Aghara, meanwhile, examined the technical details and economic impact. He explained how the deal derails Iran’s two potential pathways to nuclear weapons — uranium enrichment and plutonium production — for the next 15 years while still allowing the country to pursue a nuclear energy program.
“There is a brighter future for the peaceful use of nuclear energy, but it has to be implemented in a systematic fashion,” Aghara said. “We have to recognize that they have 25 installed nuclear facilities in Iran. They have the technological know-how. So we have to engage with them, and I think this deal allows us to do that.”
Junior psychology major Tyler Briere, who is minoring in criminal justice with a concentration in homeland defense, asked the panel how the rest of the world could be sure that Iran doesn’t use proxies to carry out attacks.
“I’ve done a lot of research into this kind of thing and it was a question that needed to be asked,” said Briere, who thought the panelists addressed his concerns by explaining how Iran’s nuclear material will be monitored. “It’s nice to see three very unique perspectives on what will happen. I try to keep an open mind about the deal itself and what it means to the world, but I think I came away with a little more positive opinion of it.”

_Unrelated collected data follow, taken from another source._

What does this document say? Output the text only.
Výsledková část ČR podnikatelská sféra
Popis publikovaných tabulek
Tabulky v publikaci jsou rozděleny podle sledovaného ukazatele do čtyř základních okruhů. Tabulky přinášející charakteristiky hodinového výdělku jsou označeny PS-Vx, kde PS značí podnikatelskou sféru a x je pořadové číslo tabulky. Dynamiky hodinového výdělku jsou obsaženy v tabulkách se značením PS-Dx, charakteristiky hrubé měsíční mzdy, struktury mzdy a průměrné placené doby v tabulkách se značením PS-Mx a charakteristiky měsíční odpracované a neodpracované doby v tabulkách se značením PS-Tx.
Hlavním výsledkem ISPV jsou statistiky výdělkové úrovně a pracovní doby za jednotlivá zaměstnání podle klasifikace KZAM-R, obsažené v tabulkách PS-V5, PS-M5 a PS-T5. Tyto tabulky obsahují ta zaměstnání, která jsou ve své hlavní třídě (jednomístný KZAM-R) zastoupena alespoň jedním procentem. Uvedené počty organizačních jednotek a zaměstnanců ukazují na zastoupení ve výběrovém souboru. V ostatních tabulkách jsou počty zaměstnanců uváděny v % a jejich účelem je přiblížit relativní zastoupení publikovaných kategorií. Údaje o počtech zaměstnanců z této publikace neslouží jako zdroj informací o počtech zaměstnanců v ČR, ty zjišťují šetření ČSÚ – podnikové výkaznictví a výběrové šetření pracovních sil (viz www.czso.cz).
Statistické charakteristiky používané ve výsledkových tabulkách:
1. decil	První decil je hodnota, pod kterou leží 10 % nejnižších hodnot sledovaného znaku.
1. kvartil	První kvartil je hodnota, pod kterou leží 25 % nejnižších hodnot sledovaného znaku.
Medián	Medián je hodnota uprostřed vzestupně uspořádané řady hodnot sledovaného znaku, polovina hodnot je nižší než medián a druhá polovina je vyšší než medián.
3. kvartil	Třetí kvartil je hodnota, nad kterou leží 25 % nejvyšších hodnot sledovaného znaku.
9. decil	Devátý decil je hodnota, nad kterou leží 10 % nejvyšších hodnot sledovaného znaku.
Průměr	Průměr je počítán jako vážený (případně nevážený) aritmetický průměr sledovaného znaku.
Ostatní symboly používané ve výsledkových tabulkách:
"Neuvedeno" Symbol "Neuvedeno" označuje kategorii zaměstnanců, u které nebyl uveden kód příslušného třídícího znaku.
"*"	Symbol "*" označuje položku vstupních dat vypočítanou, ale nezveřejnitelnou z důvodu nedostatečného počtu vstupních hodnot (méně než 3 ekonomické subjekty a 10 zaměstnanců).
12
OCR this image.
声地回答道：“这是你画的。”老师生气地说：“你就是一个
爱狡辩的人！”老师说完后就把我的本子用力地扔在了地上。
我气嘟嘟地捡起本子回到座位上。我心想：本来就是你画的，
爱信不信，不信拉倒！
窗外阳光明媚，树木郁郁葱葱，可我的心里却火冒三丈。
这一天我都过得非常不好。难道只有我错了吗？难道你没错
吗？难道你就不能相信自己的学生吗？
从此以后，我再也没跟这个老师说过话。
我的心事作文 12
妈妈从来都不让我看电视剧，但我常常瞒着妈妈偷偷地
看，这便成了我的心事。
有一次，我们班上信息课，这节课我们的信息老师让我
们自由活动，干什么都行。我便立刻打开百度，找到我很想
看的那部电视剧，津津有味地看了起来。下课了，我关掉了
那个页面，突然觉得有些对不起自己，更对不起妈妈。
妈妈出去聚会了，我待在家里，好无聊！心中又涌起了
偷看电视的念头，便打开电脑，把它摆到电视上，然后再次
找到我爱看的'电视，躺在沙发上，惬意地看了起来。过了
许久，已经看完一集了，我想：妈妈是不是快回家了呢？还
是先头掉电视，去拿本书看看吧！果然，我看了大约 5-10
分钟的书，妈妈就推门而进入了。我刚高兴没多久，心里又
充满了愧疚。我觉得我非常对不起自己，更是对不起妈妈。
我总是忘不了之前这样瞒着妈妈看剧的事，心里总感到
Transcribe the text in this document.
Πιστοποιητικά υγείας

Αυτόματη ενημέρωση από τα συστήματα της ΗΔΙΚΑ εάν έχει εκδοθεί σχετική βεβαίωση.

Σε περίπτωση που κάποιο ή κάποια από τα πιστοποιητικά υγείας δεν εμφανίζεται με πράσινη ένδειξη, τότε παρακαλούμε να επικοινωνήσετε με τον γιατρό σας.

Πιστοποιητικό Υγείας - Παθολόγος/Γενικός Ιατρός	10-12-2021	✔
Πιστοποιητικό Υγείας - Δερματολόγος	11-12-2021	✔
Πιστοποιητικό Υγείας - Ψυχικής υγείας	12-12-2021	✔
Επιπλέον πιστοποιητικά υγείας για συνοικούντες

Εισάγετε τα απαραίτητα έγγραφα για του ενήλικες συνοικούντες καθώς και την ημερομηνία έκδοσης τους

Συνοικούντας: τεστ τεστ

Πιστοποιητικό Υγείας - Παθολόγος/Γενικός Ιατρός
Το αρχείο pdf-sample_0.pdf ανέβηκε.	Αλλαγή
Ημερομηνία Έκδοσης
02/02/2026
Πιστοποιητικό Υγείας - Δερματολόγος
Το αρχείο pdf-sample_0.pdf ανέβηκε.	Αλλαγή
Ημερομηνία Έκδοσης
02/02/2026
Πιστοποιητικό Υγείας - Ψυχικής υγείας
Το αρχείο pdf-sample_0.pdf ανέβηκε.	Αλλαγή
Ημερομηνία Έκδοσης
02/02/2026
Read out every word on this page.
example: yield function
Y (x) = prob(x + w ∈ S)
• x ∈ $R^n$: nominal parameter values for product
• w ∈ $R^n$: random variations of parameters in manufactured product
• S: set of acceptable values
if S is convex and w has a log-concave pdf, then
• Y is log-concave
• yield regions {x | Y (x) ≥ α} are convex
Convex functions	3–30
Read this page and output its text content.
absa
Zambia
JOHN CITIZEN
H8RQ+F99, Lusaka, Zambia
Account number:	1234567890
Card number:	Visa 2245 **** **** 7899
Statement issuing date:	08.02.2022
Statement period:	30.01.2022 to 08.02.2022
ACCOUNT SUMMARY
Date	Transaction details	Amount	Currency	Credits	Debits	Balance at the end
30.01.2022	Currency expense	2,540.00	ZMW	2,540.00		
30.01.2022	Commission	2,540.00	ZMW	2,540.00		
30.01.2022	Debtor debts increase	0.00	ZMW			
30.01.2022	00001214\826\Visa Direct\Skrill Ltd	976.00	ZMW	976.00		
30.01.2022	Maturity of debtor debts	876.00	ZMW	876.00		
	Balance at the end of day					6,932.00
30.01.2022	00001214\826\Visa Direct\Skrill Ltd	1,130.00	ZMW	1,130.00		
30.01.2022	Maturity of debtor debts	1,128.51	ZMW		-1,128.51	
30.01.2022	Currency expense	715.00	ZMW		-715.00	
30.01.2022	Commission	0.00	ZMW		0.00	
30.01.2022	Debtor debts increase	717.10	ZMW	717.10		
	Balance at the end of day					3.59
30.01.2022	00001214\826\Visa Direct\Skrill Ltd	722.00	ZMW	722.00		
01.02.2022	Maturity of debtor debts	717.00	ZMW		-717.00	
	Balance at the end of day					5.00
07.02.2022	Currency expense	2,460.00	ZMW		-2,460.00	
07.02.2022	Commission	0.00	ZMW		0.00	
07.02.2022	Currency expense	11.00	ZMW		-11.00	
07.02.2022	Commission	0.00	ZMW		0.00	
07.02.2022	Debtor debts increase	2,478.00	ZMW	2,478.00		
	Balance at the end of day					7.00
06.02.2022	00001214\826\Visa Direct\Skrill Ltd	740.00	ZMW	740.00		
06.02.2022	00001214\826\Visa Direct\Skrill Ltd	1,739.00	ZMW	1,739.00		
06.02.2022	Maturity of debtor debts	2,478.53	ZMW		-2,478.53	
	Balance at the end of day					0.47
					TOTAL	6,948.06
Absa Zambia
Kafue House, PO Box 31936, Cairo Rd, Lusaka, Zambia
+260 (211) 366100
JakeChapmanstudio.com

Other students who hadn’t been following the issue as closely, like sophomore nursing major Michelle Lowder, came away with a much clearer understanding of the global implications of the deal.
“It’s not something I was really paying attention to, so it’s good to get that opportunity to hear more about what’s going on,” said Lowder, who attended the forum with her Intro to World Religions class.
While Marzo knows firsthand how challenging it can be for inspectors to go into another country looking for undeclared nuclear activity, he sees the Iran nuclear deal as an opportunity to build trust.
“One of the great achievements of this deal is to establish conditions for this confidence-building process,” Marzo said. “I hope in 20 years it will be possible to establish a nuclear weapons-free zone in the Middle East.”